After the early negative reviews, Tompkins wanted to rework the menu, but life got in the way. Around the time of the opening in March 2024, Tompkins and his wife had a baby. Fast-forward to January 2025, and Los Angeles was working through the Eaton and Palisades fires, the latter of which threatened the Malibu location of the business. “I’ve thought a lot about [the Infatuation review] over the last two years, and volume hides a lot of faults — it’s hard to really think about what is going wrong when it feels like everything’s going so right,” Tompkins says. “I think that it took Malibu essentially being shut down, and it took me nearly losing [the business] physically with the fires, to really think about what we wanted to be, specifically in San Francisco and as a brand as a whole.”
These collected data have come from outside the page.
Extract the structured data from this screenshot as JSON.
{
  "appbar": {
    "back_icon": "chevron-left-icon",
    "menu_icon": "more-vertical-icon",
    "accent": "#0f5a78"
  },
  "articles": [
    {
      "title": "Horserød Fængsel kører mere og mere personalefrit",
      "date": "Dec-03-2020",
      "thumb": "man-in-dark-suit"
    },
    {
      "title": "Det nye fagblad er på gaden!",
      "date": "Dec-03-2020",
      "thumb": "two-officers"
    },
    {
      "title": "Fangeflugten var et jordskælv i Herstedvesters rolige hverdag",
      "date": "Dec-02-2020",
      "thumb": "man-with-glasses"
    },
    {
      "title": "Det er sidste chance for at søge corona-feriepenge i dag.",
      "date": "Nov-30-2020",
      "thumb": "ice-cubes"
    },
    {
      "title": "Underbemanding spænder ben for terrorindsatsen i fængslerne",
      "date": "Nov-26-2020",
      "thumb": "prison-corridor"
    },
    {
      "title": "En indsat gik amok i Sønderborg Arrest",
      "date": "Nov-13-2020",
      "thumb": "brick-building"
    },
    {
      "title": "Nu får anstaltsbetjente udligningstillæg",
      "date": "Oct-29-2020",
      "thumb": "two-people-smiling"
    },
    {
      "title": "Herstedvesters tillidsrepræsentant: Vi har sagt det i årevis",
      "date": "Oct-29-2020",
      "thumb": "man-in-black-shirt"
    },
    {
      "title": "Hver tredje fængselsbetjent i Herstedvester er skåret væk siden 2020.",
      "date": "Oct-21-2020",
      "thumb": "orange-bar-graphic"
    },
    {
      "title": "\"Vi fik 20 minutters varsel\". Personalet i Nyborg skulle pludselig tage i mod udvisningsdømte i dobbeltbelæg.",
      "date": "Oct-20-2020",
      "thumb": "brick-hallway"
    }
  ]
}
Tompkins’ self-reflection has led to an updated menu that the team has built from the ground up, rather than “transplanting what we thought could work,” he admits. Broad Street brought on chef Thomas Edgington — who grew up and worked in the Bay Area, at places like Lazy Bear, Atelier Crenn, and Liholiho Yacht Club — to work in tandem with culinary director Luca Quinn. Together, they reworked the restaurant’s menu and ethos, spending seven months developing new dishes.

Liam Brown

Liam Brown

Liam Brown

Liam Brown

The first among the changes: sourcing locally. Rather than shucking oysters from Massachusetts and Maine, Broad Street will now turn to Tamales Bay and the Pacific Northwest, for instance. Bread for the lobster rolls will come from a local bakery instead of being transported from Southern California, while the fish and chips will feature local cod. The restaurant tapped local company Cream Co. Meats for beef, seeking to improve its cheeseburger. Dungeness crab and halibut will come from Northern California and the Pacific Northwest. The shift in sourcing arrives alongside some all-new dishes specific to the San Francisco location, such as a seasonal Sicilian crudo, a loaded halibut chowder, a breaded halibut Milanese with a sauce gribiche, and even branzino.

Tompkins has flown up to San Francisco just about every 10 days for the last few months to monitor the changes, and now he’s excited to bring a new and improved Broad Street to Ghirardelli Square. “That’s what brings me joy now,” Tompkins says. “This is a reinvigorating experiment, in a way, where it’s like, ‘Let’s just really try and have fun with it, and try and allow that fun to be passed on to as many people as we can, that are willing to try it.’”

Broad Street Oyster Co. (900 North Point Street, Suite K201, San Francisco) debuts its new menu on Monday, March 23.